Reference region-based pharmacokinetic modeling in quantitative dynamic contract-enhanced MRI allows robust treatment monitoring in a rat liver tumor model despite cardiovascular changes.

机构信息

Department of Radiology, Klinikum rechts der Isar, Technische Universität München, Munich, Germany.

出版信息

Magn Reson Med. 2011 Jan;65(1):229-38. doi: 10.1002/mrm.22589.

DOI:10.1002/mrm.22589
PMID:20872863
Abstract

In this work, two pharmacokinetic modeling techniques, population arterial input function model, and reference region model, were applied to dynamic contract-enhanced MRI data, to test the influence of a change in heart rate on modeling parameters. A rat population arterial input function was generated by dynamic contrast-enhanced computed tomography measurements using the MR contrast agent gadolinium diethylenetriamine penta-acetic acid. Then, dynamic contract-enhanced MRI was used for treatment monitoring in two groups of hepatocellular carcinoma bearing rats. Whereas group 1 had the same heart rate as animals analyzed for the population arterial input function (263 ± 20 bpm), group 2 had a higher heart rate (369 ± 11 bpm) due to a different anesthesia protocol. The pharmacokinetic modeling parameters volume transfer constant K(trans) and relative extravascular extracellular space v(e) were calculated with both models and statistically compared. For group 1, good correlation and agreement was found between the models showing no difference in K(trans) and v(e) (ΔK(trans): 4 ± 19% and Δv(e): 4 ± 12%, P = 0.2). In contrast, for group 2, a bias in parameter values for the population arterial input function model was detected (ΔK(trans): -45 ± 7% and Δv(e): -31 ± 7%, P ≤ 0.001). The presented work underlines the value of the reference region model in longitudinal treatment monitoring and provides a straightforward approach for the generation of a rat population arterial input function.

摘要

在这项工作中,我们应用了两种药代动力学建模技术,即群体动脉输入函数模型和参考区域模型,对动态对比增强 MRI 数据进行了建模,以测试心率变化对建模参数的影响。

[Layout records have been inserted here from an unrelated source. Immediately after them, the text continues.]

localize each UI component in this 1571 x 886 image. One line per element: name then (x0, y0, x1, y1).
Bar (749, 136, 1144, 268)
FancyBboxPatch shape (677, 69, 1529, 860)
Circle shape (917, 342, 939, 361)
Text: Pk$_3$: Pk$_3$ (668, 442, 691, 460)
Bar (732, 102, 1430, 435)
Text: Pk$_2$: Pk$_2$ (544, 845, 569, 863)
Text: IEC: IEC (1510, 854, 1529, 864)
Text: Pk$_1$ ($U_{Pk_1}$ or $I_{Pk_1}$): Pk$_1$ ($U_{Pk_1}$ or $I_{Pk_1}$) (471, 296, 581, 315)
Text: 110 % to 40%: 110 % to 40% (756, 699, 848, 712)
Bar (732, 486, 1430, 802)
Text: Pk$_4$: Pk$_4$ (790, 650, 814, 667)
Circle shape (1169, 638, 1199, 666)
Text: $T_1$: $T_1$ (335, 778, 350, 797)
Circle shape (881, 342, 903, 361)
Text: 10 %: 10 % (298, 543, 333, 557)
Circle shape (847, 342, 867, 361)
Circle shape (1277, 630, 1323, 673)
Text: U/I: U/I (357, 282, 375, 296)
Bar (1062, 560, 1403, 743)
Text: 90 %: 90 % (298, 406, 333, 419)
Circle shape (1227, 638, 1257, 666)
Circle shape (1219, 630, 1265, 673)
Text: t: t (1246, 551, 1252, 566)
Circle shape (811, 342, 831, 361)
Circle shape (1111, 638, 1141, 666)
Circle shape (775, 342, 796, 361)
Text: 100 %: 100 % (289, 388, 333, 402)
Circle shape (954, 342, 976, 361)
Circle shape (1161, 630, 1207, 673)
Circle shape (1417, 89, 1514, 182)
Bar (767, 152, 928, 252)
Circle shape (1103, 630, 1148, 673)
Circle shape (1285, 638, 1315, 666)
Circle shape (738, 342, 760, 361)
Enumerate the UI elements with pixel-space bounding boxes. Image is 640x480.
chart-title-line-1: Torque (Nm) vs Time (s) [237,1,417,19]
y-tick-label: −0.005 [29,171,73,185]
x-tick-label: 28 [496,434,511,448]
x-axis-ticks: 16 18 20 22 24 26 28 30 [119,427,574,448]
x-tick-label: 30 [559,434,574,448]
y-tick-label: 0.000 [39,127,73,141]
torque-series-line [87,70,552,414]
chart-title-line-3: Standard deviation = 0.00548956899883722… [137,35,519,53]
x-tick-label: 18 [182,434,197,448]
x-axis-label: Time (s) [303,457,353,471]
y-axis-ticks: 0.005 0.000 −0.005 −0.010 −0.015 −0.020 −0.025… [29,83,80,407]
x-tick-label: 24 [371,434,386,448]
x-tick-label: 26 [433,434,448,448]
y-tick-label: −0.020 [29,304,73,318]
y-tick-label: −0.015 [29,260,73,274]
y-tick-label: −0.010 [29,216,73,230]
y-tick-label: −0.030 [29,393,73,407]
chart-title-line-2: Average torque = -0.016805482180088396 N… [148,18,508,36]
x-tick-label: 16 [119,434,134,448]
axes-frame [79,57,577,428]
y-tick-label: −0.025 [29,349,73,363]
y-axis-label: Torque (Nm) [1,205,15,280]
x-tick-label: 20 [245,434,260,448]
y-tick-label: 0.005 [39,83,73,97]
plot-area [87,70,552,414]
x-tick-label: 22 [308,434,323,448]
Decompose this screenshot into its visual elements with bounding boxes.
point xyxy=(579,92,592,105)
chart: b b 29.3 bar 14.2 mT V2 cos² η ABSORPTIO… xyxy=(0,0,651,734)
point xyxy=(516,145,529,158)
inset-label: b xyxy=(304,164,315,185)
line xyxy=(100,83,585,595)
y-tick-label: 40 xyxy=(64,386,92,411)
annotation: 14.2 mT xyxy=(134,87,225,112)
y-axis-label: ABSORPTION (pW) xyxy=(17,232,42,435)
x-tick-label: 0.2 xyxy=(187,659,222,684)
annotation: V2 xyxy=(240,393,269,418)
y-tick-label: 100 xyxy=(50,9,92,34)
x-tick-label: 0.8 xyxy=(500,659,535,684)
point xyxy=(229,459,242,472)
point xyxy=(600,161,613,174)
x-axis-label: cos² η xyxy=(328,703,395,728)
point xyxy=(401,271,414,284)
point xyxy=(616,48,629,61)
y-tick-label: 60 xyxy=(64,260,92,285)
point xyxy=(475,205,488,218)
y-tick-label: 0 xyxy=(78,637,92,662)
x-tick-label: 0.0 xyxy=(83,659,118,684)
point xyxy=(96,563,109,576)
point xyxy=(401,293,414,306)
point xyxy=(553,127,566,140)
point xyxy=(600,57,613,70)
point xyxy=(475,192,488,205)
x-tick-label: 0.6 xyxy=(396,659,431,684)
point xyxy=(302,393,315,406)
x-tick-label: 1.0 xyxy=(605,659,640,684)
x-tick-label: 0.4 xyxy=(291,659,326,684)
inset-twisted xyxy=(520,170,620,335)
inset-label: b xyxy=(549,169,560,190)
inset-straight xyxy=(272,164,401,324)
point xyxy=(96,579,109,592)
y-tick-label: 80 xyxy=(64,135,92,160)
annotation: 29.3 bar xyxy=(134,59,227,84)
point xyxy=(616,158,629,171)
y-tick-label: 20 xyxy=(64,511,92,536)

使用 MR 对比剂钆二乙烯五胺五乙酸(gadolinium diethylenetriamine penta-acetic acid)通过动态对比增强计算机断层扫描测量生成了大鼠群体动脉输入函数。然后,在两组肝癌荷瘤大鼠中使用动态对比增强 MRI 进行治疗监测。第 1 组的心率与用于群体动脉输入函数分析的动物相同(263 ± 20 bpm),而第 2 组由于麻醉方案不同,心率更高(369 ± 11 bpm)。使用两种模型计算了容积转移常数 K(trans)和相对血管外细胞外空间 v(e)等药代动力学建模参数,并进行了统计学比较。对于第 1 组,两种模型之间存在良好的相关性和一致性,表明 K(trans)和 v(e)没有差异(ΔK(trans):4 ± 19%和Δv(e):4 ± 12%,P = 0.2)。相比之下,对于第 2 组,检测到群体动脉输入函数模型的参数值存在偏差(ΔK(trans):-45 ± 7%和Δv(e):-31 ± 7%,P ≤ 0.001)。本研究工作强调了参考区域模型在纵向治疗监测中的价值,并提供了一种生成大鼠群体动脉输入函数的简单方法。